Classic DACB Collection

All articles created or submitted in the first twenty years of the project, from 1995 to 2015.

Ekaidem, Jeremiah

1912-1990
Church of the Nazarene
Nigeria

Jeremiah Ekaidem

Rev. Jeremiah U. Ekaidem became the leader of a group in Nigeria that unofficially started the Church of the Nazarene there. Nigeria is the most populous country in Africa with an estimated one hundred million people comprising close to five hundred ethnic and language groups.

During WW II a Christian Nigerian was serving with the Allied forces in North Africa and Europe. In the late 1940s he met a Nazarene crewman from a merchant marine ship that docked in Lagos, who gave him a tract with the name and address of the Church of the Nazarene on the back. He was deeply moved by what he had heard and read and shared it with his small church back at his home. He had difficulty over the education of his children in his church. So he and a few others went out and in Abak started a school and church, naming it the Church of the Nazarene. The leader of the group at that time was a Rev. Umoh.

They are located in the southeastern corner of Nigeria populated by the Ibibio and Ibo people. Some of the people work in modern manufacturing plants. Others are farmers and labour clearing the jungle and cultivating cassava, yam and grains.

During the next few years they corresponded with Nazarene Headquarters in Kansas City, Missouri. General Superintendent Hardy Powers stopped over in Nigeria in 1951 to meet them but failed to make contact because of communications problems in those days.

Jeremiah Ekaidem was one of the group when, in 1964 with the help of a Nigerian attorney, they registered the Church of the Nazarene. They submitted the Manual as their Constitution. The church continued to operate as a fairly well organized district but despaired of ever having “their church” come. They received overtures from another denomination and for a brief time joined it, but they recognized doctrinal differences, so they returned to their Church of the Nazarene.

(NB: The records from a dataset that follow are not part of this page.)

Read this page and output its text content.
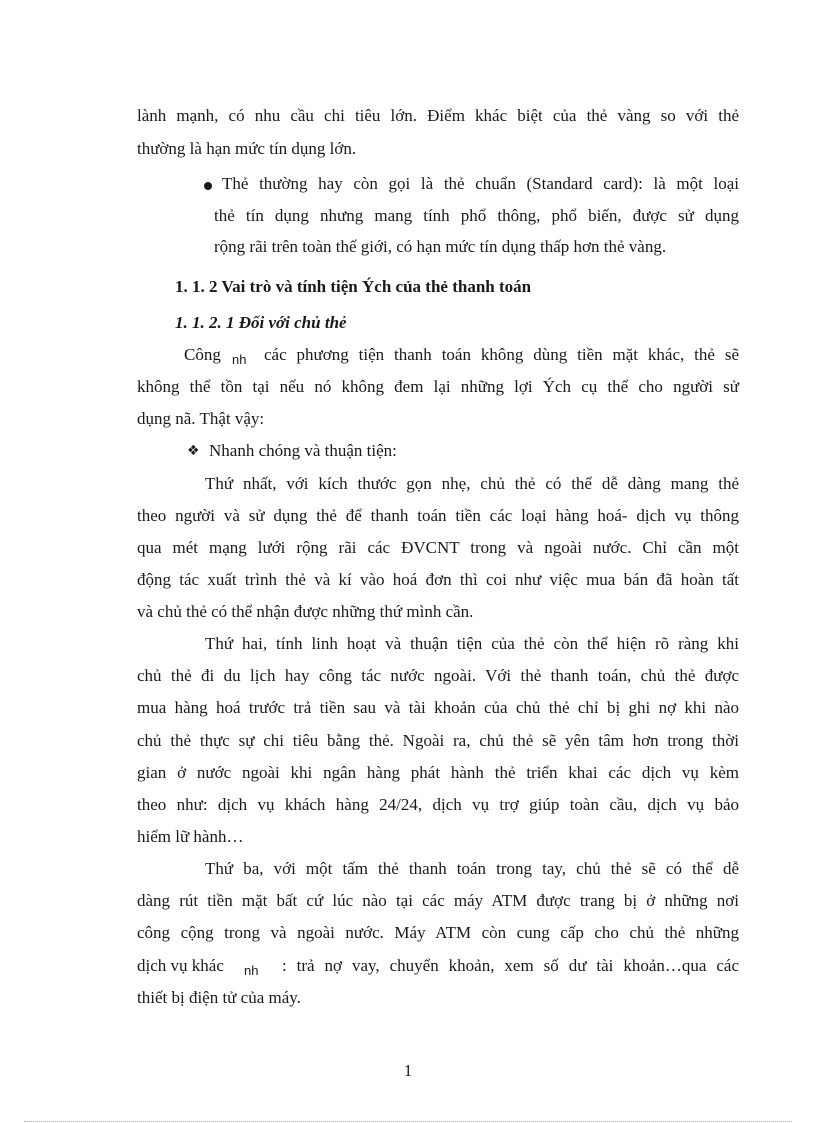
lành mạnh, có nhu cầu chi tiêu lớn. Điểm khác biệt của thẻ vàng so với thẻ
thường là hạn mức tín dụng lớn.
Thẻ thường hay còn gọi là thẻ chuẩn (Standard card): là một loại
thẻ tín dụng nhưng mang tính phổ thông, phổ biến, được sử dụng
rộng rãi trên toàn thế giới, có hạn mức tín dụng thấp hơn thẻ vàng.
1. 1. 2 Vai trò và tính tiện Ých của thẻ thanh toán
1. 1. 2. 1 Đối với chủ thẻ
Công $_{nh}$	các phương tiện thanh toán không dùng tiền mặt khác, thẻ sẽ
không thể tồn tại nếu nó không đem lại những lợi Ých cụ thể cho người sử
dụng nã. Thật vậy:
❖ Nhanh chóng và thuận tiện:
Thứ nhất, với kích thước gọn nhẹ, chủ thẻ có thể dễ dàng mang thẻ
theo người và sử dụng thẻ để thanh toán tiền các loại hàng hoá- dịch vụ thông
qua mét mạng lưới rộng rãi các ĐVCNT trong và ngoài nước. Chỉ cần một
động tác xuất trình thẻ và kí vào hoá đơn thì coi như việc mua bán đã hoàn tất
và chủ thẻ có thể nhận được những thứ mình cần.
Thứ hai, tính linh hoạt và thuận tiện của thẻ còn thể hiện rõ ràng khi
chủ thẻ đi du lịch hay công tác nước ngoài. Với thẻ thanh toán, chủ thẻ được
mua hàng hoá trước trả tiền sau và tài khoản của chủ thẻ chỉ bị ghi nợ khi nào
chủ thẻ thực sự chi tiêu bằng thẻ. Ngoài ra, chủ thẻ sẽ yên tâm hơn trong thời
gian ở nước ngoài khi ngân hàng phát hành thẻ triển khai các dịch vụ kèm
theo như: dịch vụ khách hàng 24/24, dịch vụ trợ giúp toàn cầu, dịch vụ bảo
hiểm lữ hành…
Thứ ba, với một tấm thẻ thanh toán trong tay, chủ thẻ sẽ có thể dễ
dàng rút tiền mặt bất cứ lúc nào tại các máy ATM được trang bị ở những nơi
công cộng trong và ngoài nước. Máy ATM còn cung cấp cho chủ thẻ những
dịch vụ khác	$_{nh}$	: trả nợ vay, chuyển khoản, xem số dư tài khoản…qua các
thiết bị điện tử của máy.
1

Nazarene missionaries Revs. George Hayse and Jack Riley, visiting Nigeria in the early 1980s, tried to locate this group but failed to contact them.

Finally in June 1986, Dr. Bruce Taylor received a letter from Rev. J. U. Ekaidem, explaining their situation and inviting the church to come. It said in part: “We heard you were in Nigeria. We are the registered Church of the Nazarene and want you to come visit us for we want to be a part of the Church of the Nazarene International.” Dr. Taylor did indeed meet with them and carried on complicated and delicate negotiations with them for the ensuing two years. On April 3, 1988, their recognition was finalized. Rev. Ekaidem said that day, “I have waited for forty years for my church to come…now we are one!”

There were about forty churches and 6,559 members. The congregations range in membership from thirty to three hundred members. The largest church, located at the district center in Abak, is an attractive cement block building that easily seats fifteen hundred people. Many smaller churches are constructed of bamboo poles with thatched roofs. Most of them are rural churches. Most of the members are subsistence farmers and only twenty percent have a secondary education. About half of them have a primary education and can read and write their own language which is Effik. Only a few of the pastors are comfortable in using English. The major industry of the area is the production of palm oil.

The credentials of Rev. Jeremiah U. Ekaidem were recognized and he was appointed superintendent of the district.[1] This group had however no real knowledge of the Church apart from what they had gleaned from the Manual. The greatest concern and need was for theological education for their pastors and biblical instruction for their people. There was much work to be done. In 1989 the Nigeria Nazarene Theological College was established.[2]

Paul. S. Dayhoff


Notes:

  1. Trans African, (Florida, Transvaal, South Africa: Africa Nazarene Publications, January-February 1990), 5; Trans African, (March-April 1990), 12; Trans African, (July-August 1990), 13.

  2. Linda Seaman, Where the river flows, (Kansas City, MO: Nazarene Publishing House, 1997), 62-66.